Since early 2020, many of Marvel’s primary Star Wars comics—the main Star Wars series, Darth Vader, and the already concluded Doctor Aphra and Bounty Hunters—shifted to a new period in the timeline of the original movies: the immediate days and weeks after the events of The Empire Strikes Back. Like the first renewed generation of Marvel Star Wars material before it, which explored the years between A New Hope and Empire, this one would explore the time between Empire and Return of the Jedi.
Now, that era is coming to an end, with Marvel’s confirmation that both Star Wars and Darth Vader’s current volumes would end with issue 50, with both to set to release as bumper-sized, 50-page comics in September. Here’s the problem though: the time period between A New Hope and Empire Strikes Back was about three years, much as it actually was between the release of both films in our world. That’s a lot of time to write Star Wars comics in, and Marvel did, for about five years! The time period between Empire Strikes Back and Return of the Jedi?
One year. One. About. And we’ve had as much, if not more with all the different series that have cropped up, Star Wars comic stories crammed into that time period—included as part of the current canon—for almost as much time.
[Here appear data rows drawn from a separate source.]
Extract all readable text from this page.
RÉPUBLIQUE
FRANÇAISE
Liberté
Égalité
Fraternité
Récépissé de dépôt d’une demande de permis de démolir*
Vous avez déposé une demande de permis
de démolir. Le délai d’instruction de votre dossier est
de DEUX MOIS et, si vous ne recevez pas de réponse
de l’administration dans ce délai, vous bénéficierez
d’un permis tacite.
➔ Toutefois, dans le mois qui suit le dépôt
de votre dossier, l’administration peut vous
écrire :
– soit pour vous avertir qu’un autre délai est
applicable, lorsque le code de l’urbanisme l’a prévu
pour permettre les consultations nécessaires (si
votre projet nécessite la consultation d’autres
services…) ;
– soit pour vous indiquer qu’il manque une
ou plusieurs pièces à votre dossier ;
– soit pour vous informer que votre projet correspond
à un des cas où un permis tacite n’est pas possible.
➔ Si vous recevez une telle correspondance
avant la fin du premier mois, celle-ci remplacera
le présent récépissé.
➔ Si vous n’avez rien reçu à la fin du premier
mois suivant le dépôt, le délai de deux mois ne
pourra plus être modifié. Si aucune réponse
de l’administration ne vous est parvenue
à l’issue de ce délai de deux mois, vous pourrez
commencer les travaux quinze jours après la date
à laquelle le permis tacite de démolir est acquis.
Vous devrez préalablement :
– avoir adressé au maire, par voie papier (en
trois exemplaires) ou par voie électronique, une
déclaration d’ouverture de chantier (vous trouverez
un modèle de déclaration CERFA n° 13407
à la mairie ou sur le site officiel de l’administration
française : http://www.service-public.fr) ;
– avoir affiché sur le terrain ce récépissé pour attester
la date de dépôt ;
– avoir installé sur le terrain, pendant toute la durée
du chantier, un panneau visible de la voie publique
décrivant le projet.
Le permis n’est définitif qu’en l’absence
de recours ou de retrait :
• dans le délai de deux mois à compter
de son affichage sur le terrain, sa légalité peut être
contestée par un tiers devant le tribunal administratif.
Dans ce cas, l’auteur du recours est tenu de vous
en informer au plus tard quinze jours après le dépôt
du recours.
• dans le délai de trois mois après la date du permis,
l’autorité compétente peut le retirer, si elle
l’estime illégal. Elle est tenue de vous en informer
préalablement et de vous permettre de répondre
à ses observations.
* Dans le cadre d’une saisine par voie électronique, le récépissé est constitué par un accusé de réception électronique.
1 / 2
Don’t get me wrong, a lot of these stories have actually been really good. But they’ve also frequently been absolutely bonkers—like that time Qi’ra from Solo showed up to try and kill Darth Vader and Emperor Palpatine by locking them in a big box and throwing that big box into a sun, only to be stopped by the Knights of Ren (don’t worry about it); or that time all that led to an ancient piece of technology unleashing a droid zombie plague that nearly took over the whole galaxy in an attempt to dominate the Force itself (do not worry about it); or the time Darth Vader uncovered that Palpatine’s advisor Sly Moore had actually been leading a rogue faction of the Empire seeking to overthrow the Emperor, the Schism Imperial, and before joining it himself (maybe do worry about this one, it’s a relatively recent plot line that is name checked in Marvel’s PR about the road to Darth Vader #50, but also maybe don’t, because we know what happens immediately after this, it’s Return of the Jedi!). And that’s not even half of it.
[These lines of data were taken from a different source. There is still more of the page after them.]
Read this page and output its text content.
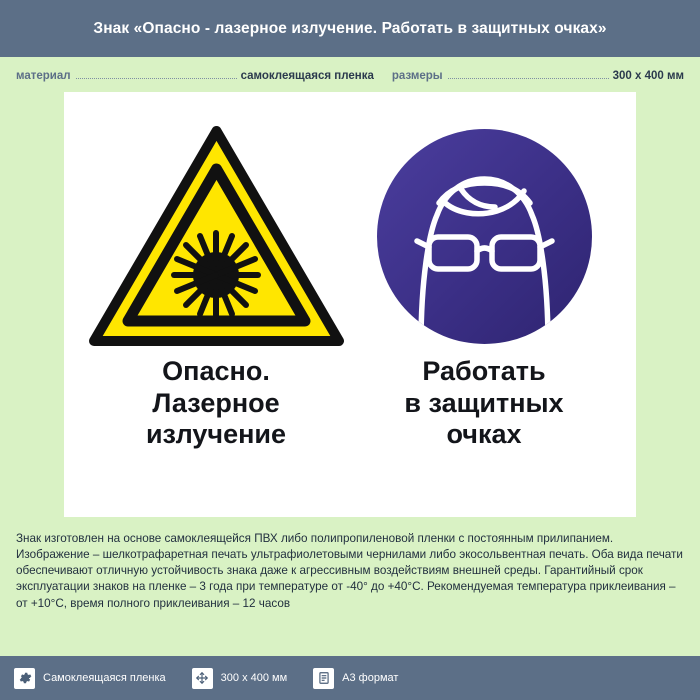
Знак «Опасно - лазерное излучение. Работать в защитных очках»
материал	самоклеящаяся пленка размеры	300 x 400 мм
Опасно.
Лазерное
излучение
Работать
в защитных
очках
Знак изготовлен на основе самоклеящейся ПВХ либо полипропиленовой пленки с постоянным прилипанием. Изображение – шелкотрафаретная печать ультрафиолетовыми чернилами либо экосольвентная печать. Оба вида печати обеспечивают отличную устойчивость знака даже к агрессивным воздействиям внешней среды. Гарантийный срок эксплуатации знаков на пленке – 3 года при температуре от -40° до +40°C. Рекомендуемая температура приклеивания – от +10°C, время полного приклеивания – 12 часов
Самоклеящаяся пленка	300 x 400 мм	A3 формат
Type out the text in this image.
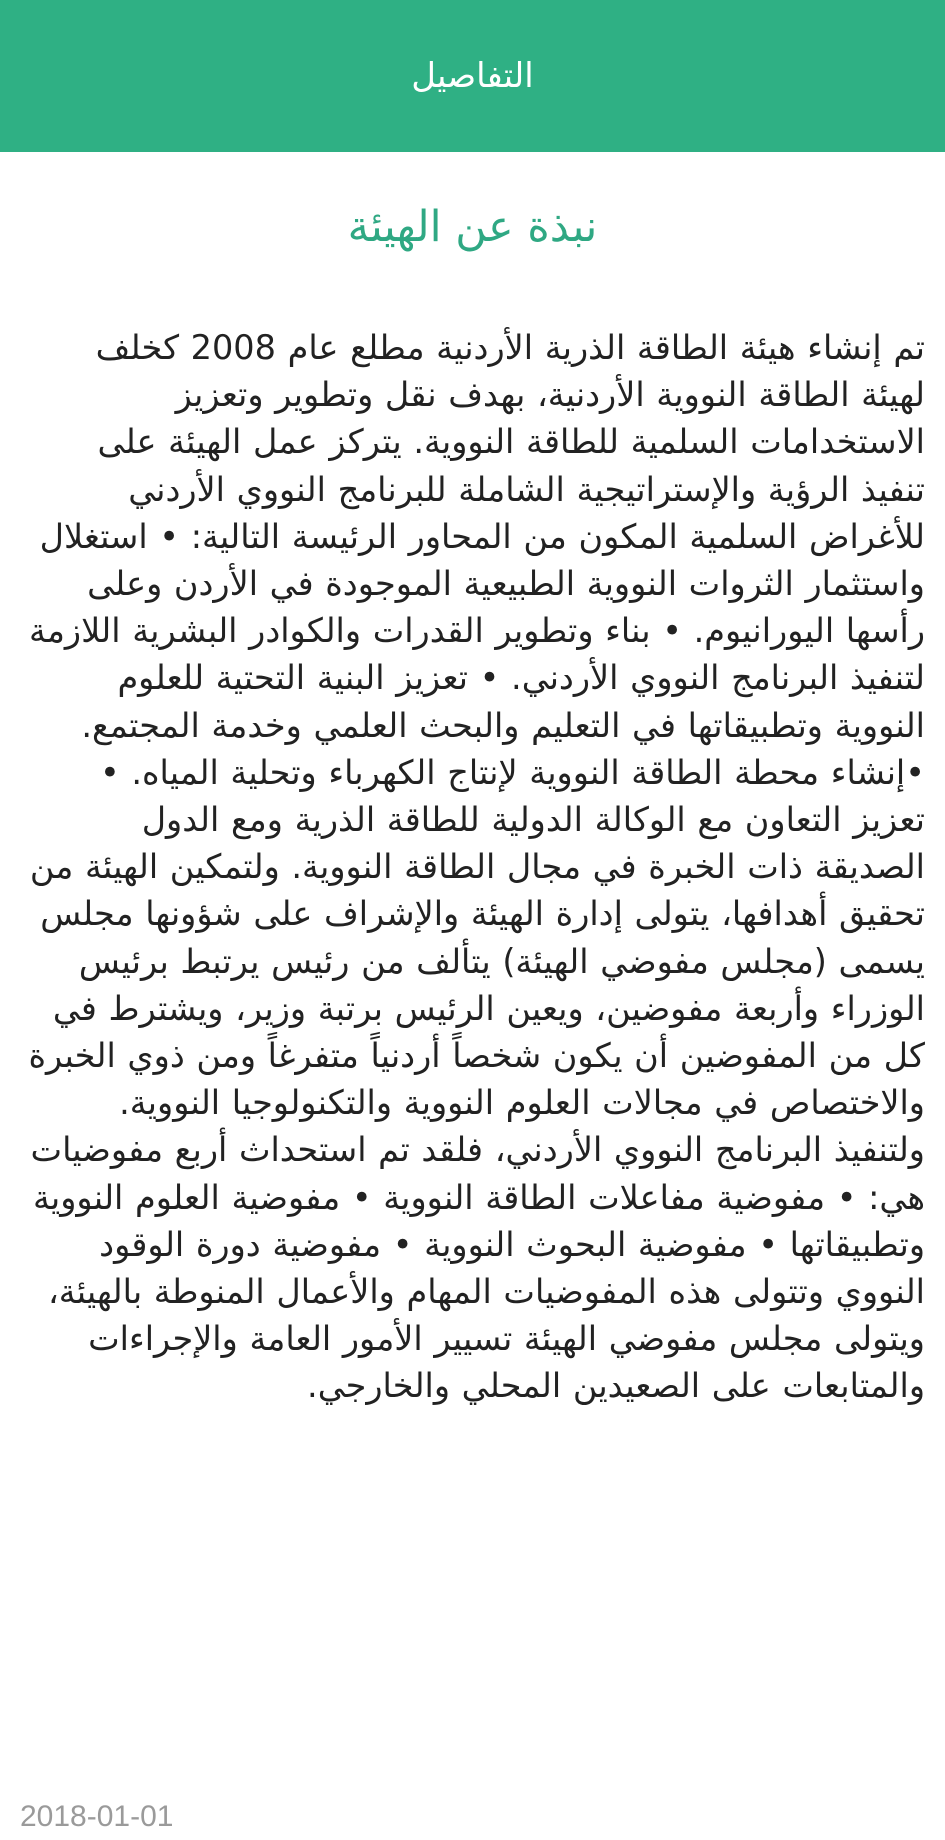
التفاصيل
نبذة عن الهيئة

تم إنشاء هيئة الطاقة الذرية الأردنية مطلع عام 2008 كخلف لهيئة الطاقة النووية الأردنية، بهدف نقل وتطوير وتعزيز الاستخدامات السلمية للطاقة النووية. يتركز عمل الهيئة على تنفيذ الرؤية والإستراتيجية الشاملة للبرنامج النووي الأردني للأغراض السلمية المكون من المحاور الرئيسة التالية: • استغلال واستثمار الثروات النووية الطبيعية الموجودة في الأردن وعلى رأسها اليورانيوم. • بناء وتطوير القدرات والكوادر البشرية اللازمة لتنفيذ البرنامج النووي الأردني. • تعزيز البنية التحتية للعلوم النووية وتطبيقاتها في التعليم والبحث العلمي وخدمة المجتمع. •إنشاء محطة الطاقة النووية لإنتاج الكهرباء وتحلية المياه. • تعزيز التعاون مع الوكالة الدولية للطاقة الذرية ومع الدول الصديقة ذات الخبرة في مجال الطاقة النووية. ولتمكين الهيئة من تحقيق أهدافها، يتولى إدارة الهيئة والإشراف على شؤونها مجلس يسمى (مجلس مفوضي الهيئة) يتألف من رئيس يرتبط برئيس الوزراء وأربعة مفوضين، ويعين الرئيس برتبة وزير، ويشترط في كل من المفوضين أن يكون شخصاً أردنياً متفرغاً ومن ذوي الخبرة والاختصاص في مجالات العلوم النووية والتكنولوجيا النووية. ولتنفيذ البرنامج النووي الأردني، فلقد تم استحداث أربع مفوضيات هي: • مفوضية مفاعلات الطاقة النووية • مفوضية العلوم النووية وتطبيقاتها • مفوضية البحوث النووية • مفوضية دورة الوقود النووي وتتولى هذه المفوضيات المهام والأعمال المنوطة بالهيئة، ويتولى مجلس مفوضي الهيئة تسيير الأمور العامة والإجراءات والمتابعات على الصعيدين المحلي والخارجي.

2018-01-01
All of these moments and reveals, on their own, would still largely be kind of wild and crazy, in that loving Star Wars extended universe material way—canon, rebooted or otherwise, kind of needs those wild moments to feel properly like Star Wars to me, but maybe that’s just my frame of reference after having grown up with things like That Time Chewbacca Died Because Extragalactic BDSM Aliens Dropped a Moon on Him or The One Where Ki-Adi-Mundi Has So Many Wives. But it’s the fact that all these huge stories, on top of the interesting, emotional ones that have made connections to set up the journeys characters like Luke, Leia, Lando, and Vader go on to be the people we meet in Return of the Jedi—especially Luke, having to grapple with the truth of his father and his lonely path to becoming a Jedi—have had to be crammed into a singular year in the timeline just makes them feel even more insane.
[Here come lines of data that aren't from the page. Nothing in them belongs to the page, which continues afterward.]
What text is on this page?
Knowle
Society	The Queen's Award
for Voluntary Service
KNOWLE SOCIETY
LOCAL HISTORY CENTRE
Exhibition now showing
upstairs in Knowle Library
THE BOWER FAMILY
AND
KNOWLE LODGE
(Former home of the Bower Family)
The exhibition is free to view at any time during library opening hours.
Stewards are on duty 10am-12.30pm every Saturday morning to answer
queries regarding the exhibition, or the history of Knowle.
Whatever’s next for Star Wars comics at Marvel remains unknown. Today’s news only came with the vague promise of more information to come on the “new era” of comics in the coming weeks, rather than definitive confirmation of when they’ll be set. We could go immediately after Return of the Jedi and fill in some of the gaps still floating around in that period (Marvel already did that in small part in Shattered Empire, during the “Journey to The Force Awakens” transmedia initiative). There’s 30 years still largely unexplored between Jedi and The Force Awakens that are ripe for more storytelling opportunities. Hell, they could even start doing what they did for the original trilogy with the sequels, going between movies volume by volume. Or the prequels! The comics could go back in time as much as they’ve gone forward.
There’s so many possibilities that open up now that this particularly wild era of Star Wars comics is coming to an end—hopefully the next era will find somewhere with more room to breathe.